Fotoeins Friday: “The Retired Draft Horse …”, by Ken Lum
I’m highlighting this month Chinese-Canadian artist Ken Lum: born and raised in the western Canadian city of Vancouver; he began studying chemistry at university before switching completely to art. Today, not only does he continue to make art, but he also comments about the contemporary and historical nature of art and about how art and society continuously shapes and informs each other. All of Lum’s pieces featured this month are located outdoors and freely accessible to the public at zero cost.
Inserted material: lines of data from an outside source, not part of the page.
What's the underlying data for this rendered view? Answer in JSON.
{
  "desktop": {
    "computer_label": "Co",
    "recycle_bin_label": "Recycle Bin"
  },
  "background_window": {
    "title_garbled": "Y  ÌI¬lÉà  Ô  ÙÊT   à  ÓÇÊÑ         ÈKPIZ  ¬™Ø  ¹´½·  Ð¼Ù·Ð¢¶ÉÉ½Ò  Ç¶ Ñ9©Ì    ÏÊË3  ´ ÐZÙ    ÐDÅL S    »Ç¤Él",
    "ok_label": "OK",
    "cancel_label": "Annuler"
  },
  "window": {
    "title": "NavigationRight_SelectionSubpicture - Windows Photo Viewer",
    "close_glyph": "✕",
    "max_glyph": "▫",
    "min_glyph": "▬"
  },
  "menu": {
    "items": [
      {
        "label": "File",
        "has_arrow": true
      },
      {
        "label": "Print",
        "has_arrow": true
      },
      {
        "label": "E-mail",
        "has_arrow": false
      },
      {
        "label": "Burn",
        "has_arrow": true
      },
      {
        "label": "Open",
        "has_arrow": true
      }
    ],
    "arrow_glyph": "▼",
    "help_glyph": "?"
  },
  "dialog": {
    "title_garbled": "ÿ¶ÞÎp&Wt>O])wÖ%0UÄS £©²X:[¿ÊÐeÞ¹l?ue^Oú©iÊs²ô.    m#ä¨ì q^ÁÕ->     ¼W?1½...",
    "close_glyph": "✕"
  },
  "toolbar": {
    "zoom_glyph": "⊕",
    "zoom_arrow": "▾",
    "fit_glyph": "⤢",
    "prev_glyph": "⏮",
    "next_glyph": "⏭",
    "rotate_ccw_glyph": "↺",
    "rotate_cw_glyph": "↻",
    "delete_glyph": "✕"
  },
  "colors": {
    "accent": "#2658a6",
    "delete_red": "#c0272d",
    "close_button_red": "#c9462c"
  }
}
In 2020, Lum completed a sculptural work commissioned by Cressey Properties for its development in the city of Burnaby. “The Retired Draft Horse and the Last Pulled Log” resides at Kings Crossing at the intersection of Kingsway and Edmonds. Lum wrote in his proposal:
“… about a draught horse that is no longer called to work.The horse is a Clydesdale or a Persheron, the largest of draught horses that were commonly employed in British Columbia in the 19th- and early 20th-centuries. The log with chains on the Edmonds street site is meant to be in dialogue with the horse sculpture at the primary site of Kingsway and Edmonds.The larger than life size but not greatly larger than life sized horse surveys the modernity that has transpired since its working days in Burnaby and acts a sentinel of both the past and the future of the site.”